Let $u\in C^2[0,1]$ satisfy for some $\lambda \neq 0$ and $a\neq 0$ $$u(x)+\frac{\lambda}{2}\int_0^1 |x-s|u(s)ds=ax+b$$ Then $u$ also satisfies
$(a)$ $\frac{d^2u}{dx^2}+\lambda u=0$
$(b)$ $\frac{d^2u}{dx^2}-\lambda u=0$
$(c)$ $\displaystyle{\frac{du}{dx}-\frac{\lambda}{2}\int_0^1 \frac{x-s}{|x-s|}u(s)ds=a}$
$(d)$ $\displaystyle{\frac{du}{dx}+\frac{\lambda}{2}\int_0^1 \frac{x-s}{|x-s|}u(s)ds=a}$
This is an example of an Fredholm equation with symmetric kernel.
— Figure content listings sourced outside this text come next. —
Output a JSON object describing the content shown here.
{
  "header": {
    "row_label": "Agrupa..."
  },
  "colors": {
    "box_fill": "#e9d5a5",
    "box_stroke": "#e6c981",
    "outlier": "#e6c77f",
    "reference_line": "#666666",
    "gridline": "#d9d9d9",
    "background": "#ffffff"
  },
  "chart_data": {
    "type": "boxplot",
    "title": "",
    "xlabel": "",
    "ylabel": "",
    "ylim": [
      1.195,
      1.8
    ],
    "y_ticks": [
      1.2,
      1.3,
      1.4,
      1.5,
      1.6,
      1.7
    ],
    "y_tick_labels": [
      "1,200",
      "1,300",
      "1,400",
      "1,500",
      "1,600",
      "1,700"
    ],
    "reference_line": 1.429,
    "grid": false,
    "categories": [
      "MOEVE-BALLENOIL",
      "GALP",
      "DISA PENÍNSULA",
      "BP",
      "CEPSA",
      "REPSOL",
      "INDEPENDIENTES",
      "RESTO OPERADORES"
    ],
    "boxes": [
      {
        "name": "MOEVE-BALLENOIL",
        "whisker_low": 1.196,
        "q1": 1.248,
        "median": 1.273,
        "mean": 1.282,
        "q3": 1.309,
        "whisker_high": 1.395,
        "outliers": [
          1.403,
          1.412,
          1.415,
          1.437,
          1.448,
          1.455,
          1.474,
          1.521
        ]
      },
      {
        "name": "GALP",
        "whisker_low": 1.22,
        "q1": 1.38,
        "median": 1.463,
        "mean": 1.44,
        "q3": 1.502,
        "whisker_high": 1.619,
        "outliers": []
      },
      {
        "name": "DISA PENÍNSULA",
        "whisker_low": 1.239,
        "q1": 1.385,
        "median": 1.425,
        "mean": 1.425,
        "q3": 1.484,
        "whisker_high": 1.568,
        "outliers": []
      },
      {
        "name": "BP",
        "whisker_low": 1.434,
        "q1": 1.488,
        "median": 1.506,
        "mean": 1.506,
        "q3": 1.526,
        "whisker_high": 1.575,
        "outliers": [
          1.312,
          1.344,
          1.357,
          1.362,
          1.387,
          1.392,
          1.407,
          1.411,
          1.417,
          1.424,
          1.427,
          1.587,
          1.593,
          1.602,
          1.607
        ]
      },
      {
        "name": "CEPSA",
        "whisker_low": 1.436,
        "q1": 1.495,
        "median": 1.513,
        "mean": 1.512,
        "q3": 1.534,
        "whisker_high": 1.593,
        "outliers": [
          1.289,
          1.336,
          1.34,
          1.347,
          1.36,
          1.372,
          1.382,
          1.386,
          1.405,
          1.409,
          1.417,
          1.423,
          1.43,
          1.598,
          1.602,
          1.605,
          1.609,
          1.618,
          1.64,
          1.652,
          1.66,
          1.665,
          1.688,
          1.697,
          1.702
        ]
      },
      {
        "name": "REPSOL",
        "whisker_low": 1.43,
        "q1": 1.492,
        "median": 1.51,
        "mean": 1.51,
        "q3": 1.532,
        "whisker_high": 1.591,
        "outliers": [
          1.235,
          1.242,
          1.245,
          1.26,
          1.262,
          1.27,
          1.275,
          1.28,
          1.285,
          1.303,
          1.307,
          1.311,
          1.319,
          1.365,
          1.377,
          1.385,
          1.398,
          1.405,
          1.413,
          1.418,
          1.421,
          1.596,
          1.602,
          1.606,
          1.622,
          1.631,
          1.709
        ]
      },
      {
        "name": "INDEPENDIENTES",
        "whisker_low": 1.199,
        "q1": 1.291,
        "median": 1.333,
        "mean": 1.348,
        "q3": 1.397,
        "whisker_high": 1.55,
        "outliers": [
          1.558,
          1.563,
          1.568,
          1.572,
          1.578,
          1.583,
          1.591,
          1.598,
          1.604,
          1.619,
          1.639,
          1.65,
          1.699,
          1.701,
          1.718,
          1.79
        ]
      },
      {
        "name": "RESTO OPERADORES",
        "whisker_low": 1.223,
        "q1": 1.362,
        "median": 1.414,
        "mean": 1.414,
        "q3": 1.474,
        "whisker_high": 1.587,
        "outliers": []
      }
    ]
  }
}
We know that its solutions can be obtained using the normalized eigenfunctions $\phi_m(x)$ corresponding to eigenvalues $\lambda_m$ as $$u(x)=ax+b-\frac{\lambda}{2}\int_0^1 \bigg(\sum_m \frac{\phi_m(x)\phi_m(t)}{\lambda_m-\lambda}\bigg)(at+b)dt$$
But I find it difficult to find this solution and then again applying the solution in the above options to see whether the equations are satisfied. I cannot apply Leibnitz rule either for this problem as limits of integration are constant. Is there any alternative method for this? Thanks in advance.